DÉROULEMENT DES DÉBATS
A l’audience publique, le magistrat a procédé au rappel de l’identité des parties ;
Après avoir rappelé à la personne retenue les droits qui lui sont reconnus par le code de l’entrée et du séjour des étrangers et du droit d’asile pendant sa rétention et l’avoir informée des possibilités et des délais de recours contre toutes décisions le concernant ;
L’intéressé a été entendu en ses explications ;
Le représentant du préfet a été entendu en ses observations ;
L’avocat a été entendu en sa plaidoirie ;
Le représentant du préfet ayant répondu à l’avocat ;
L’étranger ayant eu la parole en dernier ;
EXPOSE DU LITIGE
Par décision en date du 18 février 2025 notifiée le même jour à 18 heures 40, l’autorité administrative a ordonné le placement de [T] [Y] né le 30 janvier 1980 à [Localité 1] en Algérie rétention dans des locaux ne relevant pas de l’administration pénitentiaire.
I - La contestation de la décision de placement en rétention (art L741-10 du ceseda)
Par requête en date du 19 février 2025, il a saisi le juge des libertés et de la détention aux fins de contester la régularité de la décision de placement en rétention administrative, en soutenant :
- inexistence de la motivation du placement en rétention du fait du caractère illisible du document joint;
- placement irrégulièrement fondé sur une obligation de quitter le territoire alors que le tribunal administratif a annulé le délai de départ volontaire et l’assignation à résidence,
- erreur manifeste d’appréciation quant à la menace à l’ordre public.
A l’audience le conseil de l’intéressé fait valoir que la motivation était illisible. Désormais, un exemplaire plus lisible est produit. Elle se prévaut alors des moyens suivants :
- non respect des dispositions L. 741-1 et 731-1 : le tribunal administratif a partiellement annulé l’arrêté, il n’y a plus de délai de départ volontaire ni d’interdiction de retour sur le territoire français.

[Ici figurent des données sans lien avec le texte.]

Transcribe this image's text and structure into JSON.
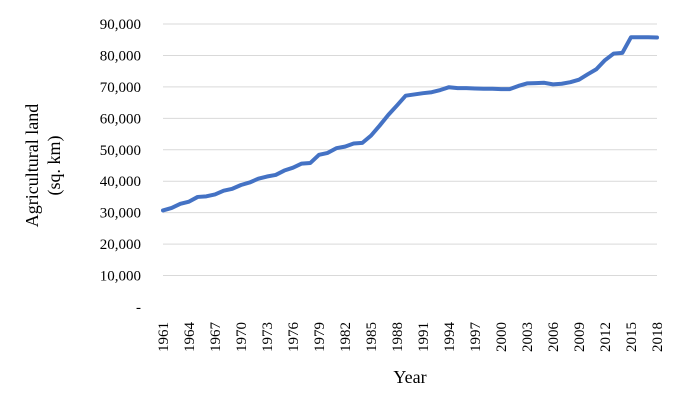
{
  "chart_data": {
    "type": "line",
    "title": "",
    "xlabel": "Year",
    "ylabel_lines": [
      "Agricultural land",
      "(sq. km)"
    ],
    "xlim": [
      1961,
      2018
    ],
    "ylim": [
      0,
      90000
    ],
    "y_ticks": [
      0,
      10000,
      20000,
      30000,
      40000,
      50000,
      60000,
      70000,
      80000,
      90000
    ],
    "y_tick_labels": [
      "-",
      "10,000",
      "20,000",
      "30,000",
      "40,000",
      "50,000",
      "60,000",
      "70,000",
      "80,000",
      "90,000"
    ],
    "x_ticks": [
      1961,
      1964,
      1967,
      1970,
      1973,
      1976,
      1979,
      1982,
      1985,
      1988,
      1991,
      1994,
      1997,
      2000,
      2003,
      2006,
      2009,
      2012,
      2015,
      2018
    ],
    "grid": true,
    "legend": "none",
    "color": "#4472C4",
    "series": [
      {
        "x": [
          1961,
          1962,
          1963,
          1964,
          1965,
          1966,
          1967,
          1968,
          1969,
          1970,
          1971,
          1972,
          1973,
          1974,
          1975,
          1976,
          1977,
          1978,
          1979,
          1980,
          1981,
          1982,
          1983,
          1984,
          1985,
          1986,
          1987,
          1988,
          1989,
          1990,
          1991,
          1992,
          1993,
          1994,
          1995,
          1996,
          1997,
          1998,
          1999,
          2000,
          2001,
          2002,
          2003,
          2004,
          2005,
          2006,
          2007,
          2008,
          2009,
          2010,
          2011,
          2012,
          2013,
          2014,
          2015,
          2016,
          2017,
          2018
        ],
        "values": [
          30700,
          31500,
          32800,
          33500,
          35000,
          35200,
          35800,
          37000,
          37600,
          38800,
          39600,
          40800,
          41500,
          42000,
          43400,
          44300,
          45600,
          45800,
          48400,
          49000,
          50500,
          51000,
          52000,
          52200,
          54500,
          57700,
          61100,
          64100,
          67200,
          67600,
          68000,
          68300,
          69000,
          69900,
          69600,
          69600,
          69500,
          69400,
          69400,
          69300,
          69300,
          70300,
          71100,
          71200,
          71300,
          70800,
          71000,
          71500,
          72300,
          74000,
          75600,
          78500,
          80600,
          80800,
          85800,
          85800,
          85800,
          85700
        ]
      }
    ]
  }
}
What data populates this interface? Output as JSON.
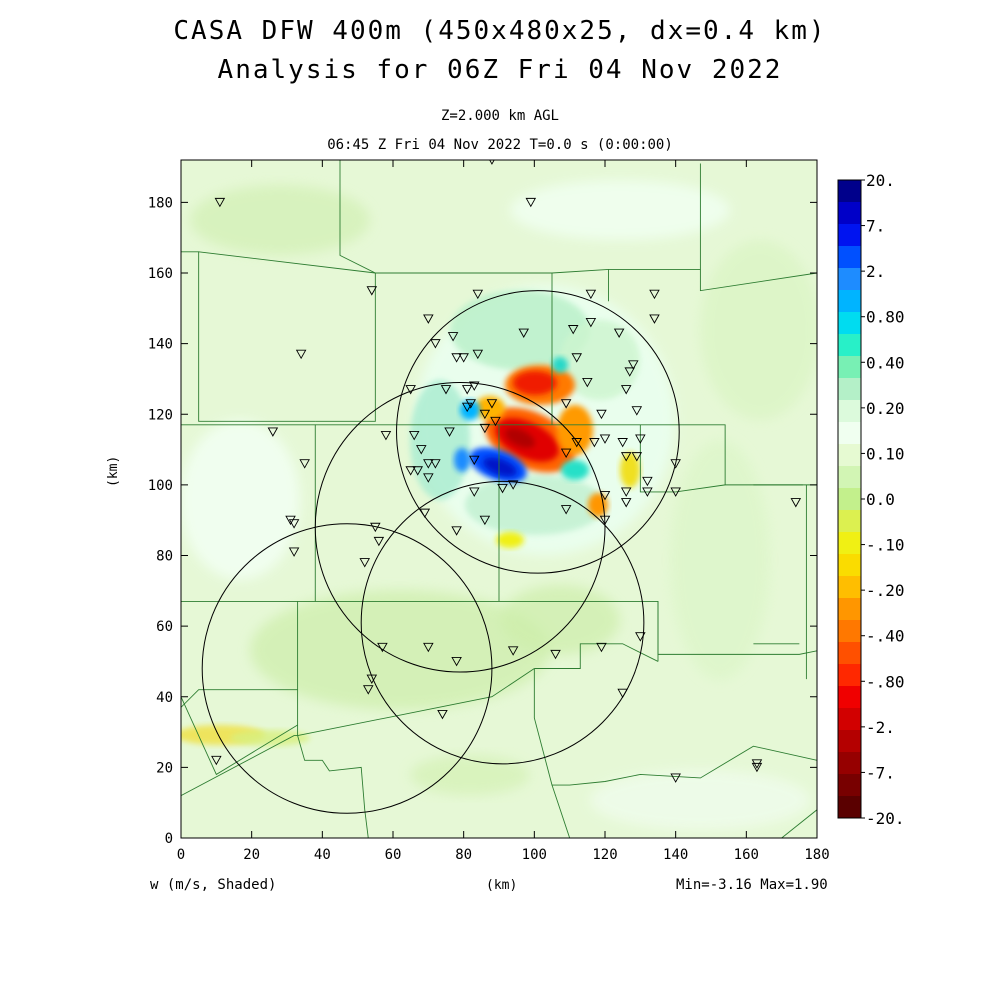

- erreur manifeste d’appréciation sur la caractérisation de la menace à l’ordre public.
Le représentant de l’administration en réponse souligne que l’OQTF n’est pas totalement invalidée et subsiste, et il n’est pas de votre compétence de porter une appréciation sur l’absence de réexamen.
La menace à l’ordre public subsiste compte tenu de la convocation en justice.
II - La requête en prolongation de la rétention (art L742-1 du ceseda)
Par requête en date du 19 février 2025, reçue au greffe le même jour à 11 heures 57, l’autorité administrative a saisi le juge des libertés et de la détention aux fins de voir ordonner la prolongation de la rétention pour une durée de vingt-six jours.
A l’audience, l’administration a maintenu sa demande et les moyens de la requête.L’administration répond que la pièce a été communiquée dès le départ et a été à nouveau communiquée avant la clôture des débats. Sur l’interprétariat, à supposer l’irrégularité avérée, il n’ets pas démontré de grief.
Le conseil de l’intéressé soutient que la requête est irrecevable en l’absence de pièces justificatives utiles, l’arrêté de placement en rétention joint étant illisible et la transmission à l’audience est tardive.
Puis il soulève le non respect des dispositions de l’article L. 141-3 du CESEDA s’agissant de la traduciton par téléphone. Il n’est pas besoin de justifier d’un grief.
M. [T] indique que depuis qu’il est arrivé en France, il travaille et respecte les lois.
MOTIFS DE LA DÉCISION
I- - La contestation de la décision de placement en rétention (art L741-10 du ceseda)
Selon l’article L. 731-1 du CESEDA, “l'autorité administrative peut assigner à résidence l'étranger qui ne peut quitter immédiatement le territoire français mais dont l'éloignement demeure une perspective raisonnable, dans les cas suivants :
1° L'étranger fait l'objet d'une décision portant obligation de quitter le territoire français, prise moins de trois ans auparavant, pour laquelle le délai de départ volontaire est expiré ou n'a pas été accordé ;
2° L'étranger doit être éloigné en exécution d'une interdiction de retour sur le territoire français prise en application des articles L. 612-6, L. 612-7 et L. 612-8 ;
3° L'étranger doit être éloigné pour la mise en œuvre d'une décision prise par un autre État, en application de l'article L. 615-1 ;
4° L'étranger doit être remis aux autorités d'un autre Etat en application de l'article L. 621-1 ;
5° L'étranger doit être éloigné en exécution d'une interdiction de circulation sur le territoire français prise en application de l'article L. 622-1 ;
6° L'étranger fait l'objet d'une décision d'expulsion ;
7° L'étranger doit être éloigné en exécution d'une peine d'interdiction judiciaire du territoire prononcée en application du deuxième alinéa de l'article 131-30 du code pénal ;
8° L'étranger doit être éloigné en exécution d'une interdiction administrative du territoire français.
L'étranger qui, ayant été assigné à résidence en application du présent article, ou placé en rétention administrative en application des articles L. 741-1 ou L. 741-2, n'a pas déféré à la décision dont il fait l'objet ou, y ayant déféré, est revenu en France alors que cette décision est toujours exécutoire, peut être assigné à résidence sur le fondement du présent article.”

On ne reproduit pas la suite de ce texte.